Obstawiam wynik: 3:1 dla AVFC
Łysy nic nie wymyśli. Będziemy chłopcami do bicia. Przez te kretyńskie wypożyczenia nie mamy nawet "siły rażenia".
Ten jeden gol dla nas to trochę optymistycznie patrząc na to że w ostatnich 3 meczach zdobyliśmy 3 bramki z czego tylko Neto strzelił a pozostałe 2 to samobóje rywali.

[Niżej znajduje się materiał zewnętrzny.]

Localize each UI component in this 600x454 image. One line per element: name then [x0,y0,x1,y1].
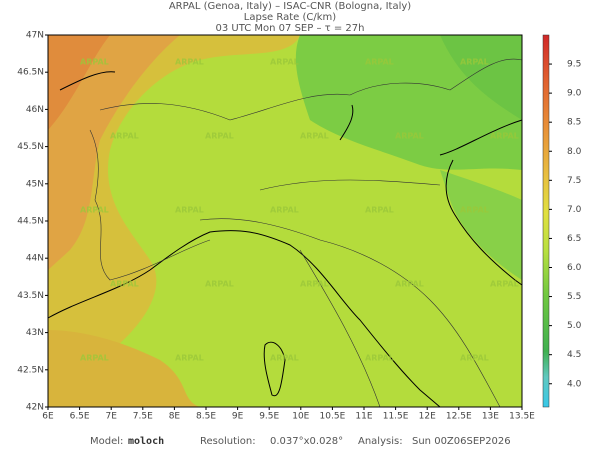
y-tick-label: 46.5N [17,68,44,78]
x-tick-label: 8E [169,412,181,422]
watermark: ARPAL [80,206,109,215]
x-tick-label: 6.5E [70,412,90,422]
x-tick-label: 10.5E [320,412,346,422]
colorbar [542,34,550,408]
watermark: ARPAL [395,280,424,289]
watermark: ARPAL [175,354,204,363]
header-line: 03 UTC Mon 07 SEP – τ = 27h [216,23,365,34]
x-tick-label: 13E [482,412,499,422]
watermark: ARPAL [395,132,424,141]
colorbar-tick-label: 4.0 [567,379,582,389]
colorbar-tick-label: 5.0 [567,321,582,331]
y-tick-label: 44N [26,254,44,264]
x-tick-label: 13.5E [509,412,535,422]
watermark: ARPAL [110,132,139,141]
header-line: Lapse Rate (C/km) [244,12,336,23]
watermark: ARPAL [490,280,519,289]
colorbar-tick-label: 6.0 [567,263,582,273]
colorbar-tick-label: 8.0 [567,147,582,157]
footer-value: 0.037°x0.028° [270,436,343,447]
y-tick-label: 47N [26,31,44,41]
footer-label: Resolution: [200,436,256,447]
x-tick-label: 9E [232,412,244,422]
watermark: ARPAL [270,354,299,363]
watermark: ARPAL [80,58,109,67]
watermark: ARPAL [205,280,234,289]
x-tick-label: 9.5E [259,412,279,422]
x-tick-label: 6E [42,412,54,422]
y-tick-label: 43N [26,328,44,338]
watermark: ARPAL [460,206,489,215]
footer-label: Model: [90,436,123,447]
colorbar-tick-label: 4.5 [567,350,581,360]
watermark: ARPAL [300,132,329,141]
map-field [48,35,522,407]
y-tick-label: 42.5N [17,365,44,375]
watermark: ARPAL [205,132,234,141]
watermark: ARPAL [460,354,489,363]
watermark: ARPAL [110,280,139,289]
colorbar-tick-label: 9.5 [567,60,581,70]
y-tick-label: 46N [26,105,44,115]
colorbar-tick-label: 7.5 [567,176,581,186]
x-tick-label: 12.5E [446,412,472,422]
watermark: ARPAL [300,280,329,289]
x-tick-label: 11E [355,412,372,422]
watermark: ARPAL [365,58,394,67]
x-tick-label: 11.5E [383,412,409,422]
y-tick-label: 44.5N [17,217,44,227]
watermark: ARPAL [365,354,394,363]
watermark: ARPAL [270,206,299,215]
footer-value: Sun 00Z06SEP2026 [412,436,511,447]
x-tick-label: 7E [105,412,117,422]
y-tick-label: 45.5N [17,142,44,152]
colorbar-tick-label: 7.0 [567,205,582,215]
watermark: ARPAL [80,354,109,363]
watermark: ARPAL [270,58,299,67]
x-tick-label: 10E [292,412,309,422]
watermark: ARPAL [175,206,204,215]
x-tick-label: 7.5E [133,412,153,422]
x-tick-label: 8.5E [196,412,216,422]
colorbar-tick-label: 9.0 [567,89,582,99]
watermarks: ARPAL ARPAL ARPAL ARPAL ARPAL ARPAL ARPAL ARPAL… [80,58,519,363]
colorbar-tick-label: 6.5 [567,234,581,244]
y-tick-label: 42N [26,403,44,413]
footer-label: Analysis: [358,436,403,447]
watermark: ARPAL [175,58,204,67]
colorbar-tick-label: 5.5 [567,292,581,302]
header-line: ARPAL (Genoa, Italy) – ISAC-CNR (Bologna… [169,1,411,12]
watermark: ARPAL [460,58,489,67]
watermark: ARPAL [490,132,519,141]
x-tick-label: 12E [419,412,436,422]
y-tick-label: 43.5N [17,291,44,301]
colorbar-tick-label: 8.5 [567,118,581,128]
watermark: ARPAL [365,206,394,215]
y-tick-label: 45N [26,179,44,189]
footer-value: moloch [128,436,164,447]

Ciekawe co Betonesca wymyśli.
Przypomnę tylko jeśli ktoś zapomniał że Villa nie tylko obecnie ma lepszą kadrę od nas, nie tylko będzie w sobotę faworytem ale również w ostatnich 2 sezonach była wyraźnie lepsza na przestrzeni całych 2 sezonów co pokazywała wyraźnie tabela sezonów 22/23 i 23/24. Oglądałem trochę ich na początku sezonu, śledzę ich wyniki I widziałem 5 minutowy skrót meczu z Liverpoolem rozegranego niedawno. Statystycznie jeśli ma to wyglądać tak że na boisku zmierzyć się Villa z meczu z Liverpoolem i Chelsea z meczu z Brighton to nas rozniosą. Problem w tym że nie wiadomo co się wylosuje jednej i drugiej stronie. Villa może nas rozgromić 4-0/5-1 jak i przegrać z nami 1-0 czy 3-2. Dla mnie ten mecz to jedna wielka niewiadoma z wskazaniem na to że Villa to napewno groźniejszy i mocniejszy rywal niż Brighton czy West Ham. Zobaczymy, nie mamy nikogo jakościowego do zmiany w ataku, musi zagrać w ataku Sancho, Palmer, Neto i Nkunku bo nie ma innych opcji, na ławce będzie tylko George zapewne z ofensywnych graczy. Liczę na najmocniejszy możliwy dla nas obecnie skład Jörgensen, Cucu, Chalobah, Tosin, James, Enzo, Caicedo, Sancho, Palmer, Neto, Nkunku.
Zmierzyć ma się*
Witam jesteś bardzo dyplomatyczny ale uważam że jeśli nie będzie CUDU to mamy galanty wpierdziel spierdzielony weekend i bełkot pseudo trenera.Przy tym trenerze uważam że kończymy sezon na 12 - 10 miejscu
Jak widziałem w lipcu że to jego zatrudniają to też obstawiałem 10-12 miejsce, w grudniu myślałem że się pomyliłem i może jednak nie jest aż taki fatalny ale potem okazało się że się nie pomyliłem i jest fatalny, też przewiduje naszą sporą porażkę (3-0/4-1) ale jest jakiś tam 1% mozliwości że to się tak nie skończy, w co sam chyba już nie wierzę z tym betonem na ławce.